“As únicas verdades são as plenamente vividas”

Foto Eduardo Montecino/OCP News

Por: Nelson Luiz Pereira

25/05/2019 - 05:05

Um casual papo com um amigo, no decorrer dessa semana, me remeteu às raízes. Nos reportávamos à infância e ele então me indagou: você brincou na rua? Respondi que não. Ué! mas todo mundo um dia brincou na rua! Não é uma verdade. Brinquei minha infância, mas no meio mateiro, retruquei. A minha foi nas ruas da Lapa e Leblon, onde me criei, disse ele.

Então, nossas infâncias foram moldadas por dimensões distintas: a mateira e a urbana, concluí. ‘Pensei com meus botões’, a balbúrdia sadia motivada por uma bola ou pulando amarelinha deve ser, relativamente, tão intensa e significativa quanto sentir a quietude da natureza em seu esplendor!

Bem, mas onde quero chegar com isso? Quero apenas argumentar que nossas únicas verdades são aquelas vividas intensamente. Todo o resto se enquadra como adaptação, aceitação, conveniência e quimera. Eu e meu amigo vivemos verdades distintas. Não faço ideia de como ele descreveria suas urbanas verdades da infância.

De qualquer forma, descreverei as minhas, que foram brincantes verdades mateiras.
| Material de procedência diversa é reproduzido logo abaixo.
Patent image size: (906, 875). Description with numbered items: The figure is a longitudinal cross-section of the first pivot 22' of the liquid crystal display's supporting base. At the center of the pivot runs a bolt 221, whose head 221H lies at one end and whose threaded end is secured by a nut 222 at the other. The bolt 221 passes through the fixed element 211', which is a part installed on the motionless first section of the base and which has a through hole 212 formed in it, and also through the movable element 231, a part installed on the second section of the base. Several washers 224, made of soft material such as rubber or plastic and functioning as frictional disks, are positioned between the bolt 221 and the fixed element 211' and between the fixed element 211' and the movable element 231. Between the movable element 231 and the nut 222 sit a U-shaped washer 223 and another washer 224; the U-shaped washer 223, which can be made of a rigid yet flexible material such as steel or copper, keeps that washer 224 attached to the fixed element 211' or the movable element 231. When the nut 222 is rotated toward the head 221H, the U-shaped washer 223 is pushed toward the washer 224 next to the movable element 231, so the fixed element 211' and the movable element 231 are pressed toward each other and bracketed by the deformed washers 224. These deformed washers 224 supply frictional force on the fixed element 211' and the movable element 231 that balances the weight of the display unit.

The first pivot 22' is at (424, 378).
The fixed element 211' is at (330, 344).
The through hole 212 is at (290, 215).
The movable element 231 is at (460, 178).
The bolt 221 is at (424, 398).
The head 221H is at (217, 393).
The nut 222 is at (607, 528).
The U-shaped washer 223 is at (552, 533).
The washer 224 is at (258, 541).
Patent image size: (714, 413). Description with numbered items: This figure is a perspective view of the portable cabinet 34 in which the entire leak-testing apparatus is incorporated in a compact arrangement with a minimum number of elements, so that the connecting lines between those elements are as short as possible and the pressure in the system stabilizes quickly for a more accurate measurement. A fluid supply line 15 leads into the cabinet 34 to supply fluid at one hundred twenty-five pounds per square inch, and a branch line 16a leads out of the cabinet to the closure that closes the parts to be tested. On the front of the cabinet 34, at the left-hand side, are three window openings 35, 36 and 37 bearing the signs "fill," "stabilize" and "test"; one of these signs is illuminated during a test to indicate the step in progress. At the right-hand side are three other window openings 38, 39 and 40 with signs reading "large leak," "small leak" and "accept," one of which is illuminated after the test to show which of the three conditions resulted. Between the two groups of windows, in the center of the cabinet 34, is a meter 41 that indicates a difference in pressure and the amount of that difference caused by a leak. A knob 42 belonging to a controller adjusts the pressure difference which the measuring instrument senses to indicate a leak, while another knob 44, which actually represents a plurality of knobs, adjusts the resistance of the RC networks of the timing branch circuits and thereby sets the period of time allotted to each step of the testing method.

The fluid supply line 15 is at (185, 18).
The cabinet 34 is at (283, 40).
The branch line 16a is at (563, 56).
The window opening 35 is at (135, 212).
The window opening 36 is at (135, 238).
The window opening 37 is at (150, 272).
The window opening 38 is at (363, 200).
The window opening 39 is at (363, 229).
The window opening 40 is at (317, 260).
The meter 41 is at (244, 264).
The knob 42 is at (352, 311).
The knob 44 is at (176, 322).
Para isso me apropriarei de Goethe, (de um de seus clássicos, ‘os sofrimentos do jovem Werther’) e emprestarei palavras do próprio jovem Werther, com algumas adaptações para minha realidade.

Eis então o relato de minha memória:

“Outrora, quando do alto dos morros, abrangendo com o olhar, para além da lagoa, desde os vales férteis até as colinas, ao longe, eu via em torno de mim tudo germinar e frondescer; quando eu contemplava aqueles morros e árvores ramalhudas, os vales sinuosos ensombrados de bosques deliciosos, o riacho que escorria tranquilo entre os caniçais murmurejantes, refletindo as nuvens que a brisa da tarde molemente faz flutuar no céu; depois, quando eu ouvia os pássaros animar com os seus cantos as laranjeiras; enxames de abelhas dançando alegremente no último raio purpúreo do sol; e entre as ervas, uma mamangava zumbidora; quando os ruídos e o movimento confuso em torno despertavam minha atenção para o musgo que tirava a sua seiva da pedra dura, e a giesta que crescia na encosta arenosa da colina, e tudo isso me revelava a vida interior ardente e sagrada da natureza, ainda sinto o calor com que o meu coração abarcava esse mundo de coisas! De algum modo, era como se eu me tornasse um deus pela plenitude de emoção que transbordava em mim, e as magníficas imagens daquele mundo infinito”.

São minhas verdades.

Lá nos confins da Gabiroba, vilarejo onde nasci, “eu via todas as forças insondáveis da natureza agir umas sobre as outras, e juntas se fecundarem na profundeza da terra; via espécies diversas de criaturas pulular sobre a terra e sob os céus. Só a lembrança dessas horas basta para me fazer feliz”.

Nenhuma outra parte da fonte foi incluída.